Are the varieties an important part of why your oil wins so many awards?
I think they are important, but it is also about your handling of the fruit and the oil. I do all my own pressing, decanting and bottling. A one man operation. Also use no herbicide or pesticide sprays just seaweed and molasses on the trees and soil. Dominant varieties are the Frantoio and J5 which have fruity flavours with a slight pepper at the end which notes the presence of beneficial polyphenols.
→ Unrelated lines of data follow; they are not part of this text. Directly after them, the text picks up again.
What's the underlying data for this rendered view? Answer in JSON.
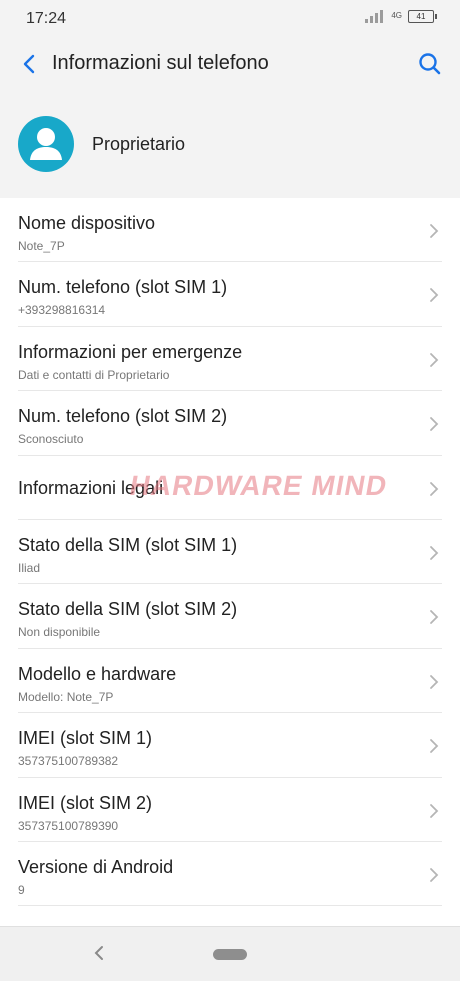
{
  "status": {
    "time": "17:24",
    "network": "4G",
    "battery": "41"
  },
  "header": {
    "title": "Informazioni sul telefono",
    "owner": "Proprietario"
  },
  "items": [
    {
      "title": "Nome dispositivo",
      "subtitle": "Note_7P"
    },
    {
      "title": "Num. telefono (slot SIM 1)",
      "subtitle": "+393298816314"
    },
    {
      "title": "Informazioni per emergenze",
      "subtitle": "Dati e contatti di Proprietario"
    },
    {
      "title": "Num. telefono (slot SIM 2)",
      "subtitle": "Sconosciuto"
    },
    {
      "title": "Informazioni legali",
      "subtitle": ""
    },
    {
      "title": "Stato della SIM (slot SIM 1)",
      "subtitle": "Iliad"
    },
    {
      "title": "Stato della SIM (slot SIM 2)",
      "subtitle": "Non disponibile"
    },
    {
      "title": "Modello e hardware",
      "subtitle": "Modello: Note_7P"
    },
    {
      "title": "IMEI (slot SIM 1)",
      "subtitle": "357375100789382"
    },
    {
      "title": "IMEI (slot SIM 2)",
      "subtitle": "357375100789390"
    },
    {
      "title": "Versione di Android",
      "subtitle": "9"
    }
  ],
  "watermark": "HARDWARE MIND",
  "colors": {
    "accent": "#1a73e8",
    "avatar": "#18a8c9"
  }
}
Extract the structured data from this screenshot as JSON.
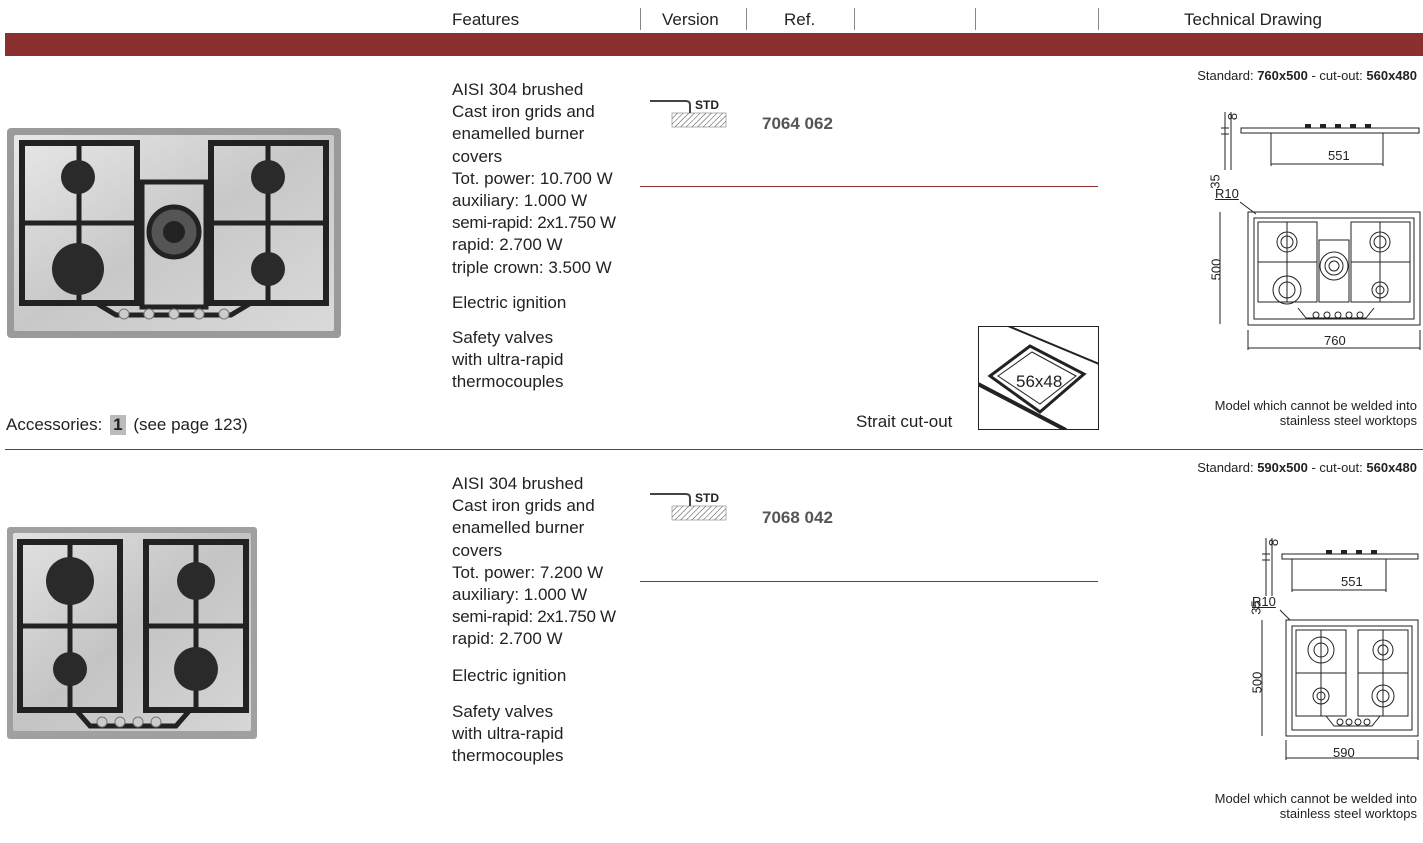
{
  "header": {
    "features": "Features",
    "version": "Version",
    "ref": "Ref.",
    "technical_drawing": "Technical Drawing"
  },
  "products": [
    {
      "features": [
        "AISI 304 brushed",
        "Cast iron grids and",
        "enamelled burner",
        "covers",
        "Tot. power: 10.700 W",
        "auxiliary: 1.000 W",
        "semi-rapid: 2x1.750 W",
        "rapid: 2.700 W",
        "triple crown: 3.500 W"
      ],
      "ignition": "Electric ignition",
      "safety": [
        "Safety valves",
        "with ultra-rapid",
        "thermocouples"
      ],
      "version_badge": "STD",
      "ref": "7064 062",
      "standard_label": "Standard:",
      "standard_size": "760x500",
      "cutout_label": "- cut-out:",
      "cutout_size": "560x480",
      "dim_height_small": "8",
      "dim_height": "35",
      "dim_inner": "551",
      "radius": "R10",
      "depth": "500",
      "width": "760",
      "note": [
        "Model which cannot be welded into",
        "stainless steel worktops"
      ],
      "cutout_title": "Strait cut-out",
      "cutout_value": "56x48",
      "accessories_label": "Accessories:",
      "accessories_num": "1",
      "accessories_page": "(see page 123)"
    },
    {
      "features": [
        "AISI 304 brushed",
        "Cast iron grids and",
        "enamelled burner",
        "covers",
        "Tot. power: 7.200 W",
        "auxiliary: 1.000 W",
        "semi-rapid: 2x1.750 W",
        "rapid: 2.700 W"
      ],
      "ignition": "Electric ignition",
      "safety": [
        "Safety valves",
        "with ultra-rapid",
        "thermocouples"
      ],
      "version_badge": "STD",
      "ref": "7068 042",
      "standard_label": "Standard:",
      "standard_size": "590x500",
      "cutout_label": "- cut-out:",
      "cutout_size": "560x480",
      "dim_height_small": "8",
      "dim_height": "35",
      "dim_inner": "551",
      "radius": "R10",
      "depth": "500",
      "width": "590",
      "note": [
        "Model which cannot be welded into",
        "stainless steel worktops"
      ]
    }
  ]
}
J5 – that sounds like new variety
Its been in Northland since the 1890s, no one knows its true variety, a DNA/ genetic test has yet to be done. The J stands for a Mr Johnson who ran a nursery in Kaikohe and who had been asked to propagate a number of cuttings for the government in the early 1960s. The mother tree is in Whangape Harbour still and this variety is favoured in Northland because as it does so well there and everyone loves the flavour.
Did you plant all the trees yourself?
Anita and I planted them in 1996. We fed them all with a mixture of diluted molasses and other goodies around their roots then spraying it all over the tree as well. Next morning we found the neighbour's horse had eaten one olive tree right down to the ground as it loved the taste of molasses so much. The tree survived and was adopted by Anita - it became her favourite tree.
Olive growing is a big change from your previous life making movies
Yes, the olives anchor me because film productions are very intense and yet so fleeting. You are amongst a family of creative people for long periods of time always trying to capture the mood for that brief moment where the cast can blossom and give their best. And then the film finishes, wraps, and suddenly this family has gone, but I have the olives to return to. The seasons are always coming at you, there is always work to be done on the grove.
What are the films that you are most proud of?
Illustrious Energy, Whale Rider, Desperate Remedies, The Price of Milk, No.2, The Orator and One Thousand Ropes, and with documentaries Flip and Two Twisters, and Bastion Point Day 507.
And recently you have been doing some more film work
Yes the cinematography on the film entitled “Whina” . A wonderful opportunity to revisit my brief past with Dame Whina Cooper as I shot the 1975 documentary, Te Matakite o Aotearoa - The Māori Land March. This new feature Whina is a dramatization of her life and will be released soon.